Utilizing fungicides for prevention can also help in reducing potential infections of these two blights, however, specific rules must be followed to not waste your time, efforts, and money.
NOTE: Because of the nature of Phytophthora infestans that causes Late blight, most fungicides will not prevent it. The active ingredient chlorothalonil (Fung-onil by Bonide®) or Bio-fungicide (Zonix™) that controls Phytophthora spores may aid in prevention later in the season if they are used according to label instructions and other prevention methods are followed.
NOTE: Late blight infections are not severe every year. During some growing seasons Late blight is of little to no concern because of its dependence on specific weather conditions to spread.
- Fungicides for preventing Early blight include chlorothalonil, copper types, and bio-fungicides like Revitalize® by Bonide with Bacillus strain-D747. Application frequencies and rates must follow the different product label instructions, as these will all vary some product to product.
TIP: Neem oil has low to no effectiveness against fungal diseases like Early or Late blight.
The best disease prevention is achieved when at least two different fungicides are used in rotation. When the same synthetic fungicide product is sprayed regularly, pathogens can develop resistance and immunity to that product, rendering it ineffective long-term.

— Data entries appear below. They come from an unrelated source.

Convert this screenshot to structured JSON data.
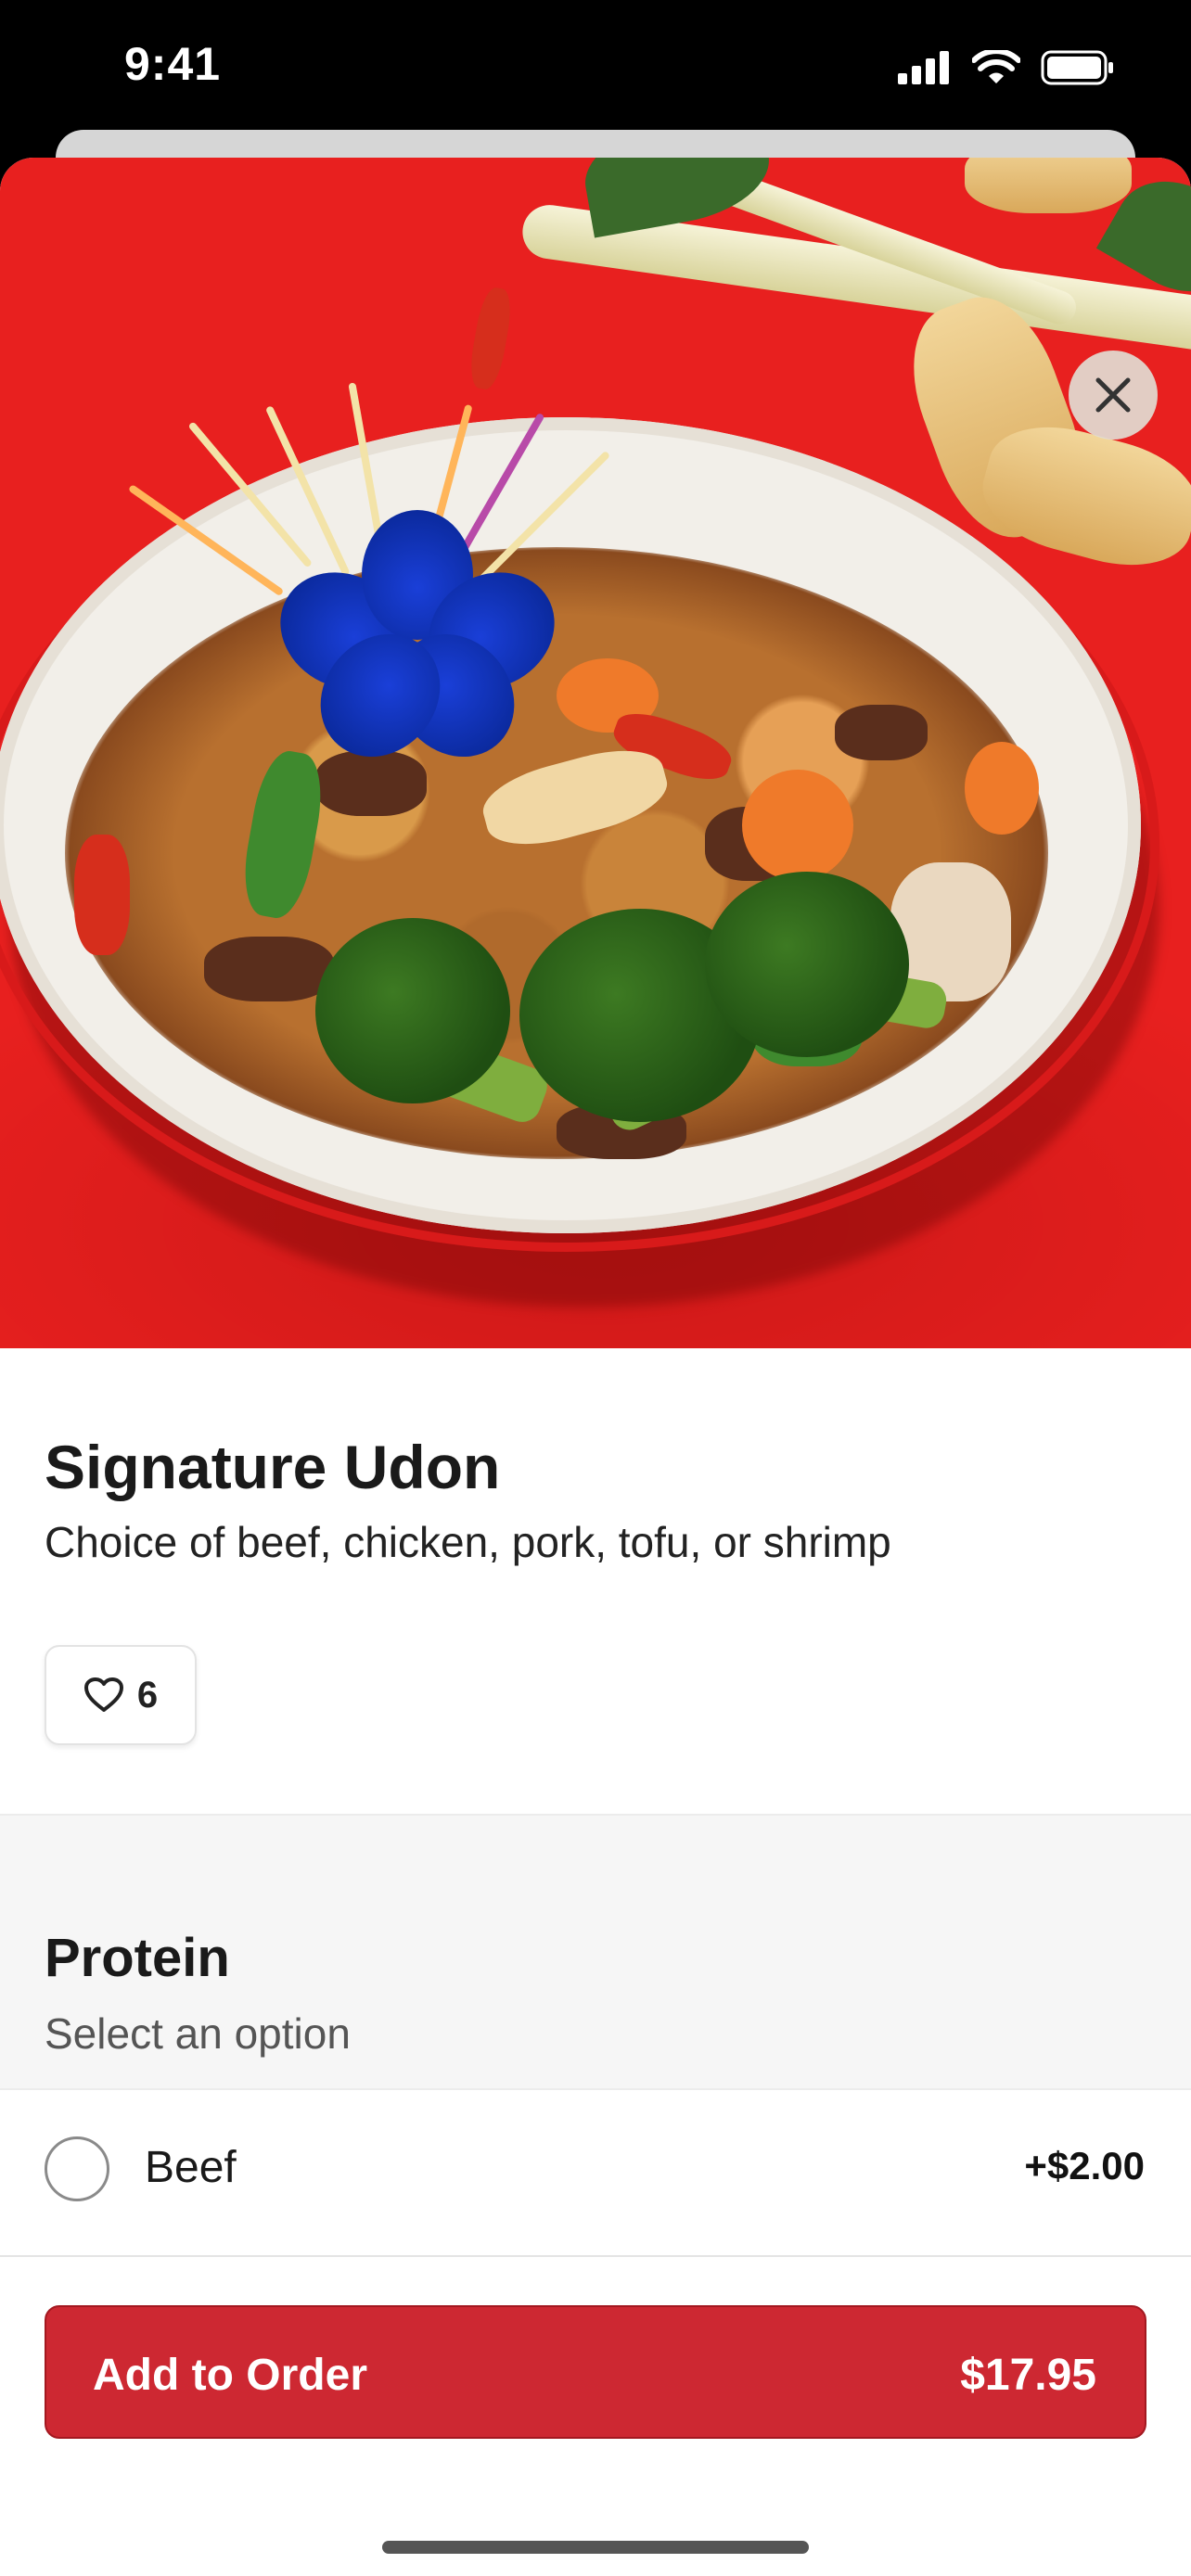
{
  "status_bar": {
    "time": "9:41",
    "icons": [
      "signal-icon",
      "wifi-icon",
      "battery-icon"
    ]
  },
  "item": {
    "image": "food-photo-signature-udon",
    "title": "Signature Udon",
    "description": "Choice of beef, chicken, pork, tofu, or shrimp",
    "likes": "6"
  },
  "close": {
    "icon": "close-icon"
  },
  "option_group": {
    "title": "Protein",
    "subtitle": "Select an option",
    "options": [
      {
        "label": "Beef",
        "price": "+$2.00",
        "selected": false
      }
    ]
  },
  "cart": {
    "label": "Add to Order",
    "price": "$17.95"
  },
  "colors": {
    "accent": "#cd2832",
    "hero_background": "#e8201f",
    "group_background": "#f6f6f6"
  }
}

If your garden plants have suffered from disease a few years in a row, and you have been applying the same fungicide to combat those diseases with little to no apparent effect, then you should apply a different type of fungicide and rotate the type of fungicide each time you spray.
Pathogens cannot develop resistance to mineral-based fungicides like copper or sulfur or bio-fungicides, but rotation applications can still be helpful to protect plants.